The Trump camp is using the attack on a Quebec mosque to prop up its Muslim ban

The suspect currently in custody is actually white French Canadian with a history of making anti-immigrant remarks.

White House press secretary Sean Spicer speaks during the daily briefing at the White House in Washington, Wednesday, Jan. 25, 2017 CREDIT: AP Photo/Susan Walsh
White House press secretary Sean Spicer speaks during the daily briefing at the White House in Washington, Wednesday, Jan. 25, 2017 CREDIT: AP Photo/Susan Walsh

Trump press secretary Sean Spicer opened his press conference on Monday by noting that the president had called to offer his condolences to Canadian Prime Minister Justin Trudeau following an attack on a Quebec mosque.

Then, Spicer referenced the attack on the mosque as a justification for Trump’s new executive order on immigration, which followed his campaign promise to ban Muslims from entering the United States.

Trump’s executive order bars all travelers from seven majority-Muslim countries for 90 days, suspends all refugee resettlement for 120 days, and indefinitely bars refugees from war-torn Syria.

“It’s a terrible reminder of why we must remain vigilant and why the president is taking steps to be proactive rather than reactive when it comes to our nation’s safety and security,” Spicer said about the Quebec attack.


But the lone suspect in the attack on the Quebec mosque is Alexandre Bissonnette, a student at the nearby Laval University.

The attack on the mosque occurred on Sunday during evening prayers. A gunman opened fire in the house of worship, ultimately killing six people and wounding eight others. Prime Minister Justin Trudeau condemned it as a terrorist attack on Muslims.

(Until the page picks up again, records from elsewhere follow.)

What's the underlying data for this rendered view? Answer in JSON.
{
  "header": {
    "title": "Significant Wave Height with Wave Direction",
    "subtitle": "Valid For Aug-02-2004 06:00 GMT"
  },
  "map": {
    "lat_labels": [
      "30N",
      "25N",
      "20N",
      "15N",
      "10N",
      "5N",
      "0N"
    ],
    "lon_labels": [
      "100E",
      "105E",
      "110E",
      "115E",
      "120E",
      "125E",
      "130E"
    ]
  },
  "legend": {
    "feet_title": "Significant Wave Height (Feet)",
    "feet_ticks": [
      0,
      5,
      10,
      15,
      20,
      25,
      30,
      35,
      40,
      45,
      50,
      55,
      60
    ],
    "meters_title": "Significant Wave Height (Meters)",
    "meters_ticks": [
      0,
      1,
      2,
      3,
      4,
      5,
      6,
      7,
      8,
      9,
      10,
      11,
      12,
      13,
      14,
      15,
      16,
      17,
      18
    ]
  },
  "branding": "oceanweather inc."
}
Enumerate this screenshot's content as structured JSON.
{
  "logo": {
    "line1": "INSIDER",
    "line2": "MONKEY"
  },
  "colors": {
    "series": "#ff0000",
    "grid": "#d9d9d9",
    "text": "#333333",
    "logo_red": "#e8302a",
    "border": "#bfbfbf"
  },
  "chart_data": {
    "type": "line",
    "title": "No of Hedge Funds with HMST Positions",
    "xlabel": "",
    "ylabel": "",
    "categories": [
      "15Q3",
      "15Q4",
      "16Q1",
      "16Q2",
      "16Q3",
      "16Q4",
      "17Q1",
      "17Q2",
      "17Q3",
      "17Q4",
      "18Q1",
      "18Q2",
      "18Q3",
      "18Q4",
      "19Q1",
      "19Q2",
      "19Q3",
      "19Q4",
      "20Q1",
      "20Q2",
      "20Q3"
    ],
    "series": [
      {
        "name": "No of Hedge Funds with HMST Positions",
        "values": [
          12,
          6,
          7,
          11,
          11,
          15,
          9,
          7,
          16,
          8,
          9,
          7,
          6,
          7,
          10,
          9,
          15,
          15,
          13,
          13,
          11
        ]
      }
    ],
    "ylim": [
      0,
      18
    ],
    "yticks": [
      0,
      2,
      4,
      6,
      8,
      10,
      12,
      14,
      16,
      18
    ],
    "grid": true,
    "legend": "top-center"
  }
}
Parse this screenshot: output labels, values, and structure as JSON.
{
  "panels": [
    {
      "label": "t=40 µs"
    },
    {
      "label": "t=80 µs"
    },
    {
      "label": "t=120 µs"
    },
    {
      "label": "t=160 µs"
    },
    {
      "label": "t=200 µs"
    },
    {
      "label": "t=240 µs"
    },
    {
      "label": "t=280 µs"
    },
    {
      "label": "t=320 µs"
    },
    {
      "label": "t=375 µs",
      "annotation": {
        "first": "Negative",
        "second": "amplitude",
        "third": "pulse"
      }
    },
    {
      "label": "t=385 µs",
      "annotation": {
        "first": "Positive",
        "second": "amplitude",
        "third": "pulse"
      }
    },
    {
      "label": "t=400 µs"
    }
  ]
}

“Muslim-Canadians are an important part of our national fabric, and these senseless acts have no place in our communities, cities and country,” said Trudeau, who has indicated that Canada will welcome the people now shut out of the United States thanks to Trump’s executive order.

Police initially arrested two suspects in the attack, one of whom appears to be French Canadian and one who is of Moroccan descent, who was then released by the police and is now considered a witness.

Fox News initially reported on the suspects by focusing solely on the suspect of Moroccan descent — before updating the story and headline to note that only Alexandre Bissonnette is currently a suspect.


Fox’s tweet with the original, inaccurate headline remained up for over a day after official reports focused on Bissonnette, and after Bissonnette was charged.

Meanwhile, speculation continued to circulate on Twitter and the messaging service Gab, a favorite of white nationalists, that a Moroccan Muslim was responsible for the Quebec attack.

Fox News’ tweet CREDIT: Screenshot
Fox News’ tweet CREDIT: Screenshot

Fox News removed the tweet Tuesday evening after a direct request from the Prime Minister’s office.

Bissonnette, who reportedly called police to turn himself in after the shooting, was identified by the leader of a local immigration rights group as an anti-immigrant “troll.” According to a local paper, Bissonnette also had a history of making misogynistic remarks online.

On Facebook, his “likes” include far-right french nationalist Marine Le Pen and Donald J. Trump. A former classmate told another Quebecois publication that Bissonnette was pro-Trump and anti-immigration.


The investigation into the shooting, and the shooter’s motivations, is still ongoing. Spicer also noted in the press conference that Trudeau was “cautious to draw conclusions on the motives of the stage of the investigation,” and that Trump “shared those thoughts.”

Nonetheless, in an official White House press conference, Spicer used the deadly attack on the Canadian mosque as justification for an immigration ban that singles out Muslims as dangerous and bars them from entering the United States.

Aside from noting that the attack was on a mosque, Spicer did not once during his comments refer to it as an attack on Muslims.

This is just the latest example of Trump and his advisers propping up his draconian immigration measures by pointing to attacks that they would not have prevented. In justifying the ban on Friday, Trump repeatedly invoked the 9/11 attacks, despite the fact that none of the hijackers were from the countries he banned. And on Saturday, a senior Trump administration official pointed to the attack on San Bernadino as a reason the ban is necessary.

“Look at the recent, high-profile attacks that have occurred inside the country — an immigration nexus is not at all uncommon,” the official told reporters. “I won’t go through the list of them all now. One obvious example would be Tashfeen Malik and the San Bernadino incident with the K1 visa.”

Tashfeen Malik was from a wealthy family in Pakistan, and later moved to Saudi Arabia. Neither of those countries are on Trump’s list. Her husband, who also committed the attack, was a U.S. citizen.

The post has been updated with further developments.